South Africa’s Integrated Resource Plan (IRP) 2019 has one glaring weakness: it lacks a rigorous security framework that helps us think about what the future energy services system architecture should look like.

It is not clear to citizens how electricity system risks, other than those linked to power shortages, are dealt with by the State’s intelligence and other agencies. Who monitors cyberattacks, hacking or other malicious activities aimed at bringing power plants or the entire grid down?

What is particularly worrying is that South Africa’s grid is like an island, wholly dependent on itself. It would be unable to draw power from sources outside South Africa if a part of, or the whole grid, came down.

The IRP should also be set within an energy security framework, as most countries are beginning to move towards this model, owing to the fact that most network technologies are subject to diverse threats. A security framework takes into account three things: vulnerability, risks and offset mechanisms. Such a systems shifts from a least-cost technology approach to a least-cost system approach (even if the system may cost more to establish in the short term), because its aim is to take into account the potential for disruptions and the costs that such disruptions may directly cause to electricity infrastructure and the economy as a whole in the future.

Perhaps it is not the place of the IRP to also serve as a system risk tool. It will have to be complemented with other planning and risk assessment tools. Energy security and economic security are intertwined.

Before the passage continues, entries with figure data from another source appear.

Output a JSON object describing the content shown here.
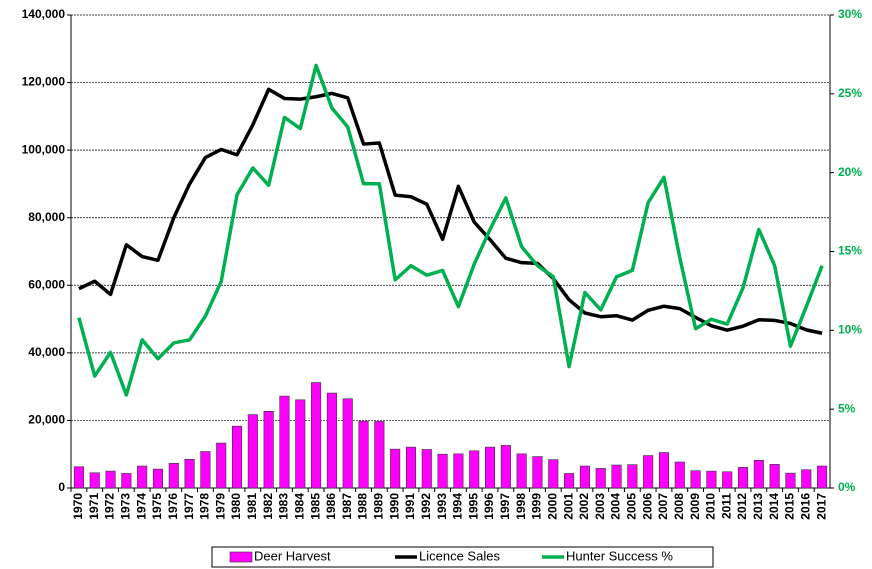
{
  "chart_data": {
    "type": "bar-line",
    "categories": [
      "1970",
      "1971",
      "1972",
      "1973",
      "1974",
      "1975",
      "1976",
      "1977",
      "1978",
      "1979",
      "1980",
      "1981",
      "1982",
      "1983",
      "1984",
      "1985",
      "1986",
      "1987",
      "1988",
      "1989",
      "1990",
      "1991",
      "1992",
      "1993",
      "1994",
      "1995",
      "1996",
      "1997",
      "1998",
      "1999",
      "2000",
      "2001",
      "2002",
      "2003",
      "2004",
      "2005",
      "2006",
      "2007",
      "2008",
      "2009",
      "2010",
      "2011",
      "2012",
      "2013",
      "2014",
      "2015",
      "2016",
      "2017"
    ],
    "series": [
      {
        "name": "Deer Harvest",
        "type": "bar",
        "color": "#ff00ff",
        "values": [
          6300,
          4500,
          5000,
          4300,
          6500,
          5600,
          7300,
          8500,
          10800,
          13300,
          18300,
          21700,
          22700,
          27200,
          26100,
          31200,
          28100,
          26400,
          19800,
          19700,
          11500,
          12100,
          11400,
          10000,
          10100,
          11000,
          12100,
          12600,
          10100,
          9300,
          8400,
          4300,
          6500,
          5800,
          6800,
          6900,
          9600,
          10500,
          7700,
          5100,
          5000,
          4800,
          6100,
          8200,
          7000,
          4400,
          5400,
          6500
        ]
      },
      {
        "name": "Licence Sales",
        "type": "line",
        "color": "#000000",
        "values": [
          59000,
          61200,
          57300,
          72000,
          68500,
          67400,
          80000,
          90000,
          97800,
          100200,
          98600,
          107500,
          118000,
          115300,
          115100,
          115800,
          116800,
          115500,
          101800,
          102100,
          86700,
          86200,
          84000,
          73600,
          89300,
          78700,
          73500,
          68000,
          66700,
          66500,
          62000,
          55700,
          51800,
          50700,
          51000,
          49700,
          52600,
          53800,
          53100,
          50500,
          48000,
          46700,
          47900,
          49800,
          49600,
          48700,
          46800,
          45800
        ]
      },
      {
        "name": "Hunter Success %",
        "type": "line",
        "axis": "y2",
        "color": "#00b050",
        "values": [
          10.8,
          7.1,
          8.6,
          5.9,
          9.4,
          8.2,
          9.2,
          9.4,
          10.9,
          13.1,
          18.6,
          20.3,
          19.2,
          23.5,
          22.8,
          26.8,
          24.1,
          22.9,
          19.3,
          19.3,
          13.2,
          14.1,
          13.5,
          13.8,
          11.5,
          14.2,
          16.4,
          18.4,
          15.3,
          14.1,
          13.4,
          7.7,
          12.4,
          11.3,
          13.4,
          13.8,
          18.1,
          19.7,
          14.6,
          10.1,
          10.7,
          10.4,
          12.7,
          16.4,
          14.1,
          9.0,
          11.5,
          14.1
        ]
      }
    ],
    "ylim": [
      0,
      140000
    ],
    "yticks": [
      0,
      {
        "value": 20000,
        "label": "20,000"
      },
      {
        "value": 40000,
        "label": "40,000"
      },
      {
        "value": 60000,
        "label": "60,000"
      },
      {
        "value": 80000,
        "label": "80,000"
      },
      {
        "value": 100000,
        "label": "100,000"
      },
      {
        "value": 120000,
        "label": "120,000"
      },
      {
        "value": 140000,
        "label": "140,000"
      }
    ],
    "y2lim": [
      0,
      30
    ],
    "y2ticks": [
      {
        "value": 0,
        "label": "0%"
      },
      {
        "value": 5,
        "label": "5%"
      },
      {
        "value": 10,
        "label": "10%"
      },
      {
        "value": 15,
        "label": "15%"
      },
      {
        "value": 20,
        "label": "20%"
      },
      {
        "value": 25,
        "label": "25%"
      },
      {
        "value": 30,
        "label": "30%"
      }
    ],
    "grid": true,
    "legend": "bottom"
  }
}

A weak or damaged economy becomes a cause for concern, as it impinges on the capacity of the State to protect its sovereignty from both market predation and foreign State capture.

Vulnerability speaks to system dependencies – in our case, a high dependence on coal, the smooth operation of the coal supply chain and high performance from very dysfunctional croaking, old coal plants. Power plants can also be hacked if one considers how much of information technology capability goes into new plants, such as State-owned electricity utility Eskom’s Medupi and Kusile power stations.

Greenberg notes that, for example, a water treatment plant’s industrial control system can come under the control of a remote operator, who may create a malfunction in the plant that affects a town or city’s water system, placing the health of residents at risk.

Risks to electricity systems include disruption of supply as a result of sabotage, bad or extreme weather events (which will become common in the future), conveyer belts breaking down or unplanned maintenance of coal plants. In the South African context, one could add the corrupt manipulation of procurement processes as a risk.

Offsets are a way of mitigating dependencies by having recourse to measures like alternative sources of energy supply instead of total reliance on a single dependency. In the case of the South African grid system, offsets involve a strategy of negative offsets – such as recourse to load-shedding. It may help to have a grid system that is interconnected but fragmented to ensure that systemic risks do not prevail.

Any form of attack on a grid is not just an issue of disruption of power supply and the inconvenience or harm it can cause to the economy; it can also shape the entire political fate of a country. This is evidenced by how load-shedding is being used as a political football in South Africa as part of party political factionalism as one group tries to take the other out.